Death of the Liberal Class - Chris Hedges [22]
The solitary voices of dissent that condemned the war at its inception were attacked as fiercely by the liberal class as by the right wing. When documentary filmmaker Michael Moore accepted the Oscar for his film Bowling for Columbine on March 23, 2003, he used the occasion to denounce the war, which had begun a few days earlier, as well as the legitimacy of the Bush presidency.
“We live in a fictitious time,” Moore, dressed in an ill-fitting tuxedo, told an increasingly hostile audience:We live in a time when we have fictitious election results that elect a fictitious president. We live in a time where we have a man sending us to war for fictitious reasons, whether it is the fiction of duct tape or Orange Alerts. We are against this war, Mr. Bush. Shame on you, Mr. Bush! Shame on you!20
Moore was booed and jeered. He told me he skipped the after-parties and spent the night alone in his hotel room, flipping through channels on which commentators, which included liberal pundits such as Al Franken and Keith Olbermann, unleashed vicious denunciations against him. Moore had crossed the parameters drawn by the power elite. Liberals, in denouncing him, fulfilled their political role. They discredited Moore because he did not obey the rules. And they did it with enthusiasm. Moore was portrayed as a “far-left” radical who needed to be escorted off the premises.

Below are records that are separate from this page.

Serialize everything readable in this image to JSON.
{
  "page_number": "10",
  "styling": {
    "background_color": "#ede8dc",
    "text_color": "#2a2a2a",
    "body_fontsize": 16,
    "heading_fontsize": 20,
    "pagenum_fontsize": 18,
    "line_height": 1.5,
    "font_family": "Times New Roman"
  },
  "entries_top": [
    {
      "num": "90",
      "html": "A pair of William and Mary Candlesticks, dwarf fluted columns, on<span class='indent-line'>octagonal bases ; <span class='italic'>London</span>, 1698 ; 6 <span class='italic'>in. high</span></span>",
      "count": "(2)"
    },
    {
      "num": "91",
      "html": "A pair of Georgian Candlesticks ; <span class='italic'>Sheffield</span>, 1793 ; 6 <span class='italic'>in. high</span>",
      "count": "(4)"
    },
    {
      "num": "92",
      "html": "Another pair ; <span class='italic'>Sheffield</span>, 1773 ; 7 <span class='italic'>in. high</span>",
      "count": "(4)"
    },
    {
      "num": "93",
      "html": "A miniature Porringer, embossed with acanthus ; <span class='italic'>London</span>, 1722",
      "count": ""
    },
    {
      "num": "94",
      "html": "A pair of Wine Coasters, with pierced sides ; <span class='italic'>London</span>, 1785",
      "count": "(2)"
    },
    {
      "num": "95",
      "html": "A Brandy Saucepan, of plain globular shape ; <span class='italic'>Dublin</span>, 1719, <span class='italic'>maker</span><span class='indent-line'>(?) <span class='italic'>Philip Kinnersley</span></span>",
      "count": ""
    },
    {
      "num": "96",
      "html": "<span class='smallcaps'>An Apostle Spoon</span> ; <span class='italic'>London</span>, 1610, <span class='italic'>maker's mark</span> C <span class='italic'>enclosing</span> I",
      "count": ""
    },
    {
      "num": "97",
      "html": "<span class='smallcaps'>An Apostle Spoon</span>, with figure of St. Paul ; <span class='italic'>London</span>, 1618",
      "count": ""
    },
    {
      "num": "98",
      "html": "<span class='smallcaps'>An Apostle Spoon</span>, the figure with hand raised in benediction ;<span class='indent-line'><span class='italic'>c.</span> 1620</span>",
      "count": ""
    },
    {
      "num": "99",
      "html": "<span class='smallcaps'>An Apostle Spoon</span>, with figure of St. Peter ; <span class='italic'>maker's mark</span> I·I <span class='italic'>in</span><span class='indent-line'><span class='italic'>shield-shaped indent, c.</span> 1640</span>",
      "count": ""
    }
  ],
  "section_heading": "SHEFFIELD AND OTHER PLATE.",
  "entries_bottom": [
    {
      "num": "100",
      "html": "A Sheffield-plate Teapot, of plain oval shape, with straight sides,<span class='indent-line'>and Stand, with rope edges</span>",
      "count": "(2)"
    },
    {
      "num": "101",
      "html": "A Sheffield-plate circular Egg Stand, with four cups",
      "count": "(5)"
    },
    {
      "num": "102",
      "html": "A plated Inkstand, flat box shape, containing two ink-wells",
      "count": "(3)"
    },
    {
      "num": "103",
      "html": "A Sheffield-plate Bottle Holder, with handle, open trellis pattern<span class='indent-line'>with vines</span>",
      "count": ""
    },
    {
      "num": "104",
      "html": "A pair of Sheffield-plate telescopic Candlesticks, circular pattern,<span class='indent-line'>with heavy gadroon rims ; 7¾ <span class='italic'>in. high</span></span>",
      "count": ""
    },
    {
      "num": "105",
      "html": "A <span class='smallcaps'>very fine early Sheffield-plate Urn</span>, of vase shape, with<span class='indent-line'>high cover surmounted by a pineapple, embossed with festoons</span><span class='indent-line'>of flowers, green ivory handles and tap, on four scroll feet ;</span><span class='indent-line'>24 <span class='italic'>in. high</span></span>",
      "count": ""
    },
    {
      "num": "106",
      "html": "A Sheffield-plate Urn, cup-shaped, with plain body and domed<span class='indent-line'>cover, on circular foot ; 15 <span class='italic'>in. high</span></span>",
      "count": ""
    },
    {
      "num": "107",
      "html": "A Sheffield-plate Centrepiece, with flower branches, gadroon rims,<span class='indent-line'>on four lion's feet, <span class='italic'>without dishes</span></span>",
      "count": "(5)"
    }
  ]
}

“American liberal intellectuals take special pride in their ‘toughmindedness, ’ in their success in casting aside the illusions and myths of the old left, for these same ‘tough’ new liberals reproduce some of that old left’s worst characteristics,” Tony Judt wrote in the London Review of Books:They may see themselves as having migrated to the opposite shore; but they display precisely the same mixture of dogmatic faith and cultural provincialism, not to mention the exuberant enthusiasm for violent political transformation at other people’s expense, that marked their fellow-traveling predecessors across the Cold War ideological divide. The value of such persons to ambitious, radical regimes is an old story. Indeed, intellectual camp followers of this kind were first identified by Lenin himself, who coined the term that still describes them best. Today, America’s liberal armchair warriors are the “useful idiots” of the War on Terror.21
I traveled to Washington in May 2010 to join U.S. Representative Dennis Kucinich for a public teach-in on the wars. Kucinich used the Capitol Hill event to denounce the request by Obama for an additional $33 billion for the war in Afghanistan.